The Portland Police Association and attorneys for the city made some progress during Wednesday’s round of union contract negotiations, including removing references to gender and dated software systems from the contract, as well as lifting a requirement that items posted on the PPA bulletin board must be signed.
Besides a brief disagreement over an Oxford comma — police union lawyer Anil Karia insisted they’re proper grammar — the morning session was uneventful.
But after lunch, a tense back and forth ensued as PPA attempted to question whether a new oversight board approved by voters in November was legitimate, and if the city over-promised or misled those voters.
“When we overlaid the city’s proposal with the ballot title and the new charter changes, some questions arose,” Karia said.
Karia pointed to the first section of the charter changes voters approved, which states the new oversight board can only start its work after “compliance with any legal obligations the City may have under the Public Employees Collective Bargaining Act.”
He said that first section conflicts with a later section of charter changes that explicitly delineate what the new oversight board “shall do” once voters approve it. Those powers include things like investigating complaints against officers, compelling testimony and disciplining officers.

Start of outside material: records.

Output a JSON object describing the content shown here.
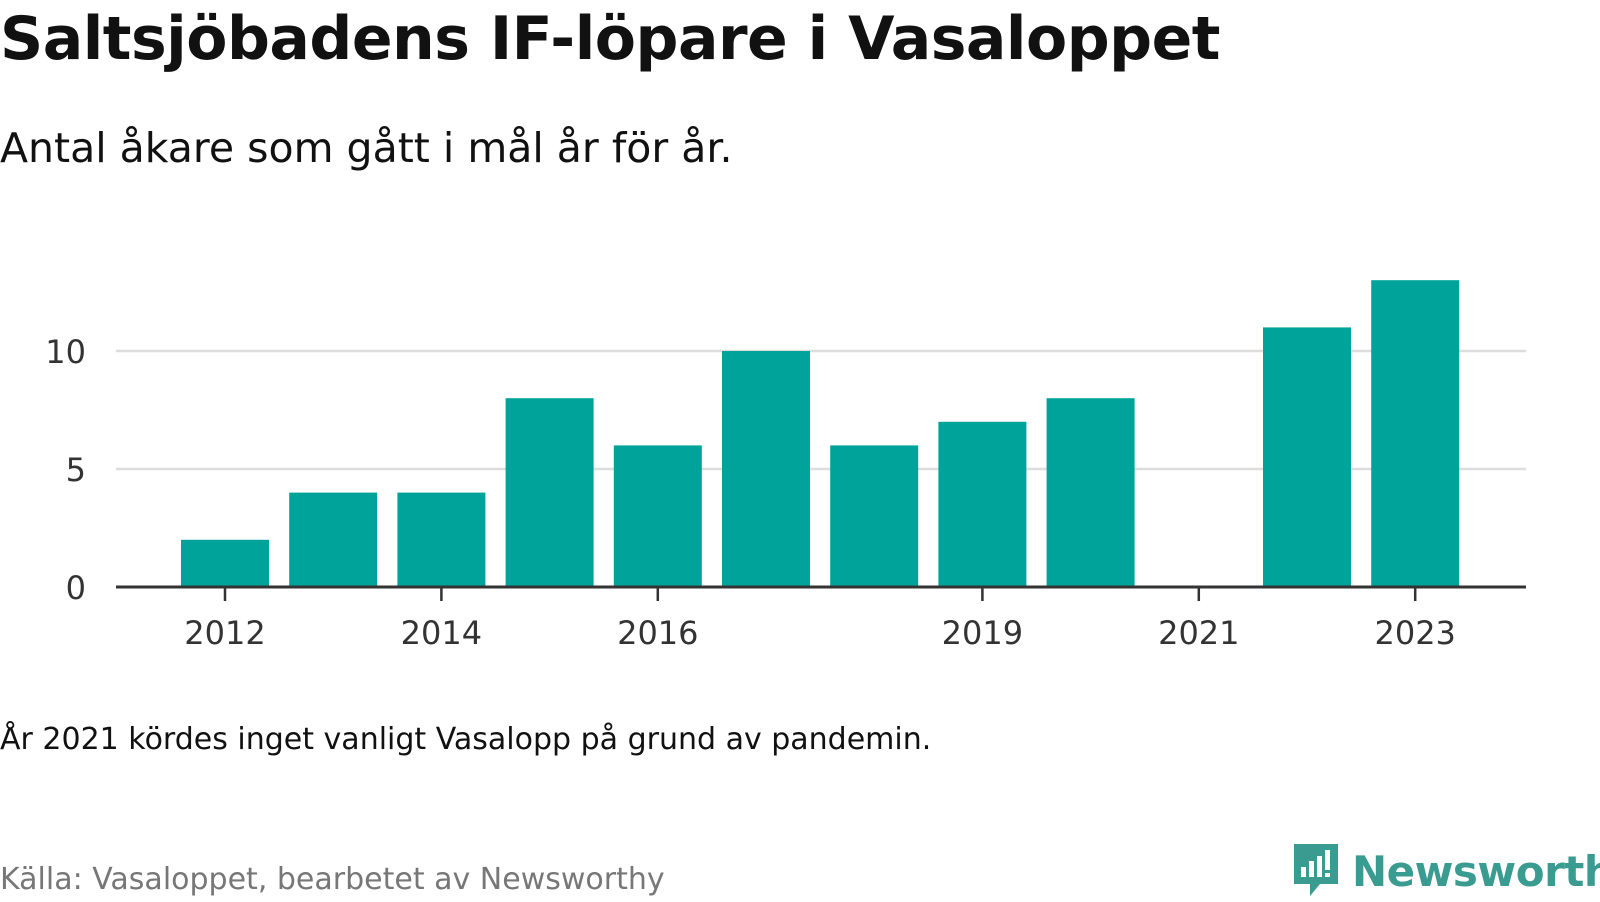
{
  "title": "Saltsjöbadens IF-löpare i Vasaloppet",
  "subtitle": "Antal åkare som gått i mål år för år.",
  "note": "År 2021 kördes inget vanligt Vasalopp på grund av pandemin.",
  "source": "Källa: Vasaloppet, bearbetet av Newsworthy",
  "brand": {
    "name": "Newsworthy",
    "icon": "newsworthy-logo-icon"
  },
  "colors": {
    "bar": "#00a39a",
    "grid": "#dddddd",
    "axis": "#333333",
    "brand": "#3a9b91"
  },
  "chart_data": {
    "type": "bar",
    "categories": [
      "2012",
      "2013",
      "2014",
      "2015",
      "2016",
      "2017",
      "2018",
      "2019",
      "2020",
      "2021",
      "2022",
      "2023"
    ],
    "values": [
      2,
      4,
      4,
      8,
      6,
      10,
      6,
      7,
      8,
      0,
      11,
      13
    ],
    "x_tick_labels": [
      "2012",
      "2014",
      "2016",
      "2019",
      "2021",
      "2023"
    ],
    "y_ticks": [
      0,
      5,
      10
    ],
    "ylim": [
      0,
      13
    ],
    "grid": true,
    "legend": "none"
  }
}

“So our first question is, hasn’t the city already given all of these powers to the board?” Karia asked, suggesting the two sections of the charter changes conflicted with each other.
City negotiators say those sections aren’t in conflict, and some details of the oversight board may be negotiable at a later date when more is known about the specifics of the new system.
In Wednesday’s negotiations, city representatives again tried to avoid getting bogged down in specifics while maintaining their view that not all aspects of the oversight board are subject to negotiation.
“We have rights as management to engage in disciplinary investigations and to impose discipline,” said Steven Schuback, an attorney hired by Portland specifically for the police contract negotiations. “And we are maintaining that right,”
Union president Brian Hunzeker insisted the city misled voters and made promises about what the ballot measure would accomplish — what it “shall do.”
“Now, if I hear you correctly, Steven, these ‘we shall do things’ are technically up in the air and it’s something the city needs to reconsider and bargain with us,” Hunzeker said.
Schuback disagreed and read directly from the measure’s text.
Eventually, the discussion moved forward and Karia said he would try to reconcile how the city can rest so much of its position on overwhelming public support despite having “misled voters.”
In other business, PPA made a series of proposals ranging from minor tweaks to wording around drug testing removing bureaucratic steps in the grievance process, and changes to how a probationary officer can be disciplined.
Among PPA’s proposals was allowing a suspended officer to use accrued benefits instead of being forced to take time off.
“It seems counterintuitive for the city to impose discipline, have somebody not show up to work, and then incur overtime backfilling that position,” Karia said. “The penalty is still there without the impact to operations.”
With less than an hour left in the day, Schuback dove into another thorny topic: overtime.
Even before the police bureau racked up more than 160,000 hours of overtime during protests last summer, a city audit in 2019 had found substantial problems with how many hours officers were logging.
That report blamed poor management for an overreliance on overtime that is leaving officers susceptible to burnout and on-the-job injuries.
“We want to start simplifying how we handle overtime,” Schuback explained. “There’s just way too many little nooks and crannies on overtime that’s really leading to a hard time tracking it all and great costs.”
In an attempt to address officer burnout and improve work-life balance, the city is proposing a maximum of 30 overtime hours in a 14-day period unless otherwise directed.
Officers get paid overtime when they have to testify in court and some of the proposed changes take into consideration the reality that, because of video conferencing, that is now far less time-consuming.
PPA disagreed with the proposed changes and instead blamed the overtime demand on staffing shortages, contradicting the city auditor’s report.
Karia said officers don’t make their own overtime and are filling an operational need, at the bureau’s request, when they work more than the regular 40 hours.
Karia said the city’s financial problems are self-inflicted.
“In the last fiscal year, the $14 million budget hole was a city self-created problem when the city ... defunded the police bureau by $15 million,” Karia said. “I’ll save you the calculator. The $15 million would have saved you the $14 million downfall.”